DELİDUMAN: GERÇEK YÜZLERİ ORTAYA ÇIKTI
28 Şubat Davası müdahil avukatlarından Müşir Deliduman, bugün mağdur edebiyatı yapan Paralel Örgüt’ün hiçbir askeri darbede mağdur olmadığını, hatta darbelere çanak tuttuğunu söyledi. Paralel Örgüt’ün 28 Şubat darbecilerinin vermiş oldukları kararları kendilerine referans almalarının gerçek yüzlerini ortaya çıkardığını da ifade eden Deliduman, “Bu aynı zamanda 17-25 Aralık operasyonlarında başarılı olsalardı bugün 28 Şubat’ta alınan kararları da hayata geçireceklerini gösteriyor. Bunlar 28 Şubat’tan daha tehlikeli. 28 Şubat postmodern bir darbeydi, 17-25 Aralık ihanet ve intikam operasyonu ise doğrudan başbakanın can güvenliğini hedef alan bir darbe girişimiydi” dedi. Deliduman, Paralel yapının 28 Şubat’a rahmet okutacak kararlar aldığını da belirtti.
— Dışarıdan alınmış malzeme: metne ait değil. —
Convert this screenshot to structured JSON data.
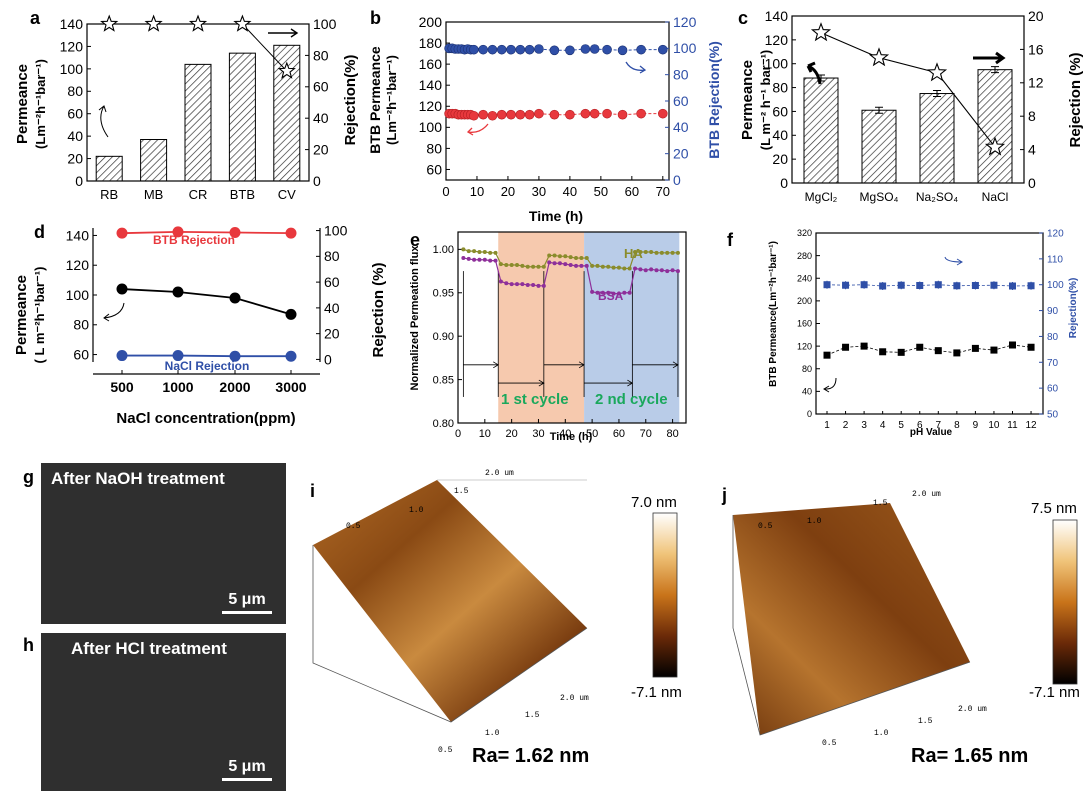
{
  "panels": {
    "a": {
      "letter": "a",
      "ylabel_left": "Permeance",
      "ylabel_left_unit": "(Lm⁻²h⁻¹bar⁻¹)",
      "ylabel_right": "Rejection(%)"
    },
    "b": {
      "letter": "b",
      "ylabel_left": "BTB Permeance",
      "ylabel_left_unit": "(Lm⁻²h⁻¹bar⁻¹)",
      "ylabel_right": "BTB Rejection(%)",
      "xlabel": "Time (h)"
    },
    "c": {
      "letter": "c",
      "ylabel_left": "Permeance",
      "ylabel_left_unit": "(L m⁻² h⁻¹ bar⁻¹)",
      "ylabel_right": "Rejection (%)"
    },
    "d": {
      "letter": "d",
      "ylabel_left": "Permeance",
      "ylabel_left_unit": "( L m⁻²h⁻¹bar⁻¹)",
      "ylabel_right": "Rejection (%)",
      "xlabel": "NaCl concentration(ppm)",
      "label_btb": "BTB Rejection",
      "label_nacl": "NaCl Rejection"
    },
    "e": {
      "letter": "e",
      "ylabel": "Normalized Permeation flux",
      "xlabel": "Time (h)",
      "label_ha": "HA",
      "label_bsa": "BSA",
      "cycle1": "1 st cycle",
      "cycle2": "2 nd cycle"
    },
    "f": {
      "letter": "f",
      "ylabel_left": "BTB Permeance(Lm⁻²h⁻¹bar⁻¹)",
      "ylabel_right": "Rejection(%)",
      "xlabel": "pH Value"
    },
    "g": {
      "letter": "g",
      "title": "After NaOH treatment",
      "scale": "5 μm"
    },
    "h": {
      "letter": "h",
      "title": "After HCl treatment",
      "scale": "5 μm"
    },
    "i": {
      "letter": "i",
      "max": "7.0 nm",
      "min": "-7.1 nm",
      "ra": "Ra= 1.62 nm",
      "ticks": [
        "0.5",
        "1.0",
        "1.5",
        "2.0 um",
        "0.5",
        "1.0",
        "1.5",
        "2.0 um"
      ]
    },
    "j": {
      "letter": "j",
      "max": "7.5 nm",
      "min": "-7.1 nm",
      "ra": "Ra= 1.65 nm",
      "ticks": [
        "0.5",
        "1.0",
        "1.5",
        "2.0 um",
        "0.5",
        "1.0",
        "1.5",
        "2.0 um"
      ]
    }
  },
  "chart_data": [
    {
      "id": "a",
      "type": "bar",
      "categories": [
        "RB",
        "MB",
        "CR",
        "BTB",
        "CV"
      ],
      "series": [
        {
          "name": "Permeance",
          "axis": "left",
          "values": [
            22,
            37,
            104,
            114,
            121
          ]
        },
        {
          "name": "Rejection",
          "axis": "right",
          "marker": "star",
          "values": [
            100,
            100,
            100,
            100,
            70
          ]
        }
      ],
      "ylim": [
        0,
        140
      ],
      "yticks": [
        0,
        20,
        40,
        60,
        80,
        100,
        120,
        140
      ],
      "y2lim": [
        0,
        100
      ],
      "y2ticks": [
        0,
        20,
        40,
        60,
        80,
        100
      ]
    },
    {
      "id": "b",
      "type": "scatter",
      "xlim": [
        0,
        72
      ],
      "xticks": [
        0,
        10,
        20,
        30,
        40,
        50,
        60,
        70
      ],
      "ylim": [
        50,
        200
      ],
      "yticks": [
        60,
        80,
        100,
        120,
        140,
        160,
        180,
        200
      ],
      "y2lim": [
        0,
        120
      ],
      "y2ticks": [
        0,
        20,
        40,
        60,
        80,
        100,
        120
      ],
      "series": [
        {
          "name": "BTB Permeance",
          "axis": "left",
          "color": "#e8383d",
          "x": [
            1,
            2,
            3,
            4,
            5,
            6,
            7,
            8,
            9,
            12,
            15,
            18,
            21,
            24,
            27,
            30,
            35,
            40,
            45,
            48,
            52,
            57,
            63,
            70
          ],
          "y": [
            113,
            113,
            113,
            112,
            112,
            112,
            112,
            112,
            111,
            112,
            111,
            112,
            112,
            112,
            112,
            113,
            112,
            112,
            113,
            113,
            113,
            112,
            113,
            113
          ]
        },
        {
          "name": "BTB Rejection",
          "axis": "right",
          "color": "#2f4fa7",
          "x": [
            1,
            2,
            3,
            4,
            5,
            6,
            7,
            8,
            9,
            12,
            15,
            18,
            21,
            24,
            27,
            30,
            35,
            40,
            45,
            48,
            52,
            57,
            63,
            70
          ],
          "y": [
            100,
            100,
            99.5,
            99.5,
            99.5,
            99,
            99.5,
            99,
            99,
            99,
            99,
            99,
            99,
            99,
            99,
            99.5,
            98.5,
            98.5,
            99.5,
            99.5,
            99,
            98.5,
            99,
            99
          ]
        }
      ]
    },
    {
      "id": "c",
      "type": "bar",
      "categories": [
        "MgCl₂",
        "MgSO₄",
        "Na₂SO₄",
        "NaCl"
      ],
      "series": [
        {
          "name": "Permeance",
          "axis": "left",
          "values": [
            88,
            61,
            75,
            95
          ]
        },
        {
          "name": "Rejection",
          "axis": "right",
          "marker": "star",
          "values": [
            18,
            15,
            13.2,
            4.3
          ]
        }
      ],
      "ylim": [
        0,
        140
      ],
      "yticks": [
        0,
        20,
        40,
        60,
        80,
        100,
        120,
        140
      ],
      "y2lim": [
        0,
        20
      ],
      "y2ticks": [
        0,
        4,
        8,
        12,
        16,
        20
      ]
    },
    {
      "id": "d",
      "type": "line",
      "categories": [
        "500",
        "1000",
        "2000",
        "3000"
      ],
      "ylim": [
        55,
        145
      ],
      "yticks": [
        60,
        80,
        100,
        120,
        140
      ],
      "y2lim": [
        -2,
        102
      ],
      "y2ticks": [
        0,
        20,
        40,
        60,
        80,
        100
      ],
      "series": [
        {
          "name": "Permeance",
          "axis": "left",
          "color": "#000000",
          "values": [
            104,
            102,
            98,
            87
          ]
        },
        {
          "name": "BTB Rejection",
          "axis": "right",
          "color": "#e8383d",
          "values": [
            98,
            99,
            98.5,
            98
          ]
        },
        {
          "name": "NaCl Rejection",
          "axis": "right",
          "color": "#2f4fa7",
          "values": [
            3,
            3,
            2.5,
            2.5
          ]
        }
      ]
    },
    {
      "id": "e",
      "type": "line",
      "xlim": [
        0,
        85
      ],
      "xticks": [
        0,
        10,
        20,
        30,
        40,
        50,
        60,
        70,
        80
      ],
      "ylim": [
        0.8,
        1.02
      ],
      "yticks": [
        0.8,
        0.85,
        0.9,
        0.95,
        1.0
      ],
      "series": [
        {
          "name": "HA",
          "color": "#8a8c2c",
          "x": [
            2,
            4,
            6,
            8,
            10,
            12,
            14,
            16,
            18,
            20,
            22,
            24,
            26,
            28,
            30,
            32,
            34,
            36,
            38,
            40,
            42,
            44,
            46,
            48,
            50,
            52,
            54,
            56,
            58,
            60,
            62,
            64,
            66,
            68,
            70,
            72,
            74,
            76,
            78,
            80,
            82
          ],
          "y": [
            1.0,
            0.998,
            0.998,
            0.997,
            0.997,
            0.996,
            0.996,
            0.983,
            0.982,
            0.982,
            0.982,
            0.981,
            0.98,
            0.98,
            0.98,
            0.98,
            0.993,
            0.993,
            0.992,
            0.992,
            0.991,
            0.99,
            0.99,
            0.99,
            0.981,
            0.981,
            0.98,
            0.98,
            0.979,
            0.979,
            0.978,
            0.978,
            0.997,
            0.997,
            0.997,
            0.997,
            0.996,
            0.996,
            0.996,
            0.996,
            0.996
          ]
        },
        {
          "name": "BSA",
          "color": "#8e2f9a",
          "x": [
            2,
            4,
            6,
            8,
            10,
            12,
            14,
            16,
            18,
            20,
            22,
            24,
            26,
            28,
            30,
            32,
            34,
            36,
            38,
            40,
            42,
            44,
            46,
            48,
            50,
            52,
            54,
            56,
            58,
            60,
            62,
            64,
            66,
            68,
            70,
            72,
            74,
            76,
            78,
            80,
            82
          ],
          "y": [
            0.99,
            0.989,
            0.988,
            0.988,
            0.988,
            0.987,
            0.987,
            0.963,
            0.961,
            0.96,
            0.96,
            0.96,
            0.959,
            0.959,
            0.958,
            0.958,
            0.985,
            0.984,
            0.984,
            0.983,
            0.982,
            0.981,
            0.981,
            0.981,
            0.951,
            0.95,
            0.95,
            0.95,
            0.949,
            0.949,
            0.95,
            0.95,
            0.978,
            0.977,
            0.976,
            0.977,
            0.976,
            0.976,
            0.975,
            0.976,
            0.975
          ]
        }
      ]
    },
    {
      "id": "f",
      "type": "scatter",
      "categories": [
        "1",
        "2",
        "3",
        "4",
        "5",
        "6",
        "7",
        "8",
        "9",
        "10",
        "11",
        "12"
      ],
      "ylim": [
        0,
        320
      ],
      "yticks": [
        0,
        40,
        80,
        120,
        160,
        200,
        240,
        280,
        320
      ],
      "y2lim": [
        50,
        120
      ],
      "y2ticks": [
        50,
        60,
        70,
        80,
        90,
        100,
        110,
        120
      ],
      "series": [
        {
          "name": "BTB Permeance",
          "axis": "left",
          "color": "#000000",
          "values": [
            104,
            118,
            120,
            110,
            109,
            118,
            112,
            108,
            116,
            113,
            122,
            118
          ]
        },
        {
          "name": "Rejection",
          "axis": "right",
          "color": "#2f4fa7",
          "values": [
            100,
            99.8,
            100,
            99.5,
            99.8,
            99.7,
            100,
            99.6,
            99.7,
            99.8,
            99.5,
            99.6
          ]
        }
      ]
    }
  ]
}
MAGDURUM EDEBİYATI YAPIYORLAR
Paralel yapılanmanın devletin içerisinde ikinci bir yalancı devlet kurduklarını söyleyen AK Parti İzmir Milletvekili Rıfat Sait, “Ancak emniyette olduğu gibi maşaları teker teker ortaya çıkmaya başladı. Bunların asıl amacı Sayın Başbakanımıza ve MİT Müsteşarımıza kelepçe takmaktı. Hatta bundan da öte ihtilal yaparak mevcut düzeni bozmak istediler; ancak Allah’a şükür başarılı olamadılar” dedi. Gözaltına alınan polislerin kelepçeli ellerini havaya kaldırarak kendilerini masum göstermeye çalışmalarının da oyunun bir parçası olduğunu söyleyen Sait, “Bunların Türk milletine ve başbakanımıza reva gördüğü şeyleri düşündüğümüz zaman hiç de masum olmadıklarını ve büyük bir tehlikenin eşiğinden kıl payı döndüğümüzü görüyoruz” ifadelerini kullandı. “Şu anda bukalemun gibi renkten renge davranmadan uzantıları nereye uzanırsa uzansın hepsinin yargı önüne çıkarılması ve gerekli cezaların verilmesi gerekiyor” diyen Sait, “Çünkü bunlar yarın bir gün gezi eylemi gibi en ufak bir olayda tekrardan ortaya çıkacaklar” şeklinde konuştu.